Ok… my code below works. i have passed various sample data, and it all returned correct but when i try to submit, i get a notification error, of which the value in the error still works… Please help, i just want to understand the cause.
**Your code so far**
function titleCase(str) {
var word=str.split(" ");
var join="";
for(var i =0; i < word.length; i++)
{
join += word[i].charAt(0).toUpperCase() + word[i].toLowerCase().slice(1)+" ";
}
return join;
}
console.log(titleCase("sHoRt AnD sToUt"));
**Your browser information:**
User Agent is: Mozilla/5.0 (X11; Ubuntu; Linux x86_64; rv:89.0) Gecko/20100101 Firefox/89.0
Hi @orgus,
This is a puzzling problem. Whenever , you log the output side-by-side and look for differences there aren’t any visible.
console.log(titleCase("HERE IS MY HANDLE HERE IS MY SPOUT"))
console.log("Here Is My Handle Here Is My Spout")

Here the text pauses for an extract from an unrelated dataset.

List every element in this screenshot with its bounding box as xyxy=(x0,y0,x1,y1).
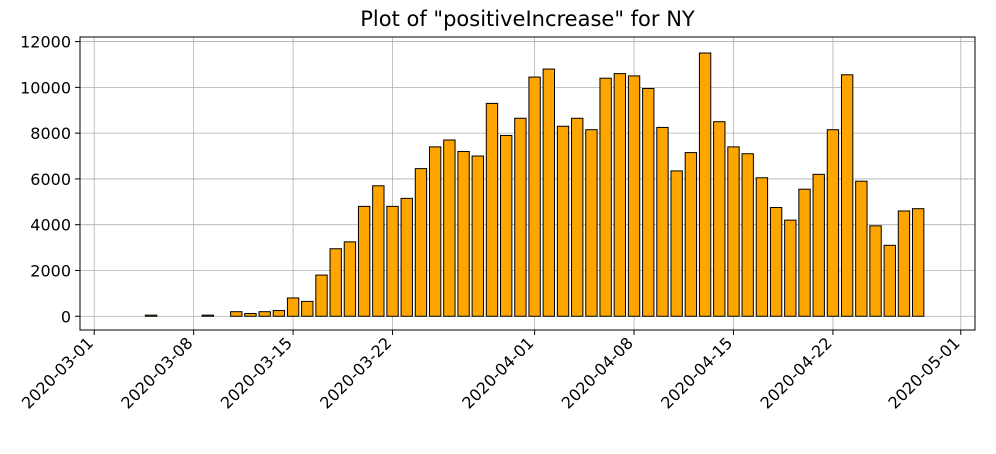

However, reading your code I see that you are appending a blank space to the string. This space is being compared to the string under test so that you have one string without any trailing white space being compared to your string which has trailing white space. You need to trim the white space from the result that you return from the function.
True, i wounder why as i couldn’t find any myself. Hence me wanting to understand why it doesn’t work and what are the best practices for future occurences
Some problems are difficult to debug. But growth as a programmer involves a lot of debugging and head scratching. One thing to learn is when to reach out for help, there’s no point in spending hours on something you can’t can’t figure out on your own when you have easy access to helpful people . As a general rule I try to ask for help after about 15min of not figuring something out on my own.
Cool. will need to borrow and adopt the 15minute method/rule from you. I’ve spent hours on the “Why” untill now. Funny how the reason/solutions takes few seconds
Lets imagine you were not allowed to read the code. What are some of your options?
Assert the function return against the expected value. Which is what the tests are doing.
console.log("I'm A Little Tea Pot" === titleCase("I'm a little tea pot")) // false
You don’t see the difference so as a sanity check let’s look at the length.
console.log("I'm a little tea pot".length) // 20
console.log(titleCase("I'm a little tea pot").length) // 21
Use JSON.stringify on the return (it can be very handy for logging).
console.log(JSON.stringify(titleCase("I'm a little tea pot"))) // "I'm A Little Tea Pot "
So even without reading the code, you can sometimes find the problem. Not where it is in the code, or how to fix it, just what the problem is. Which can help you narrow down the scope.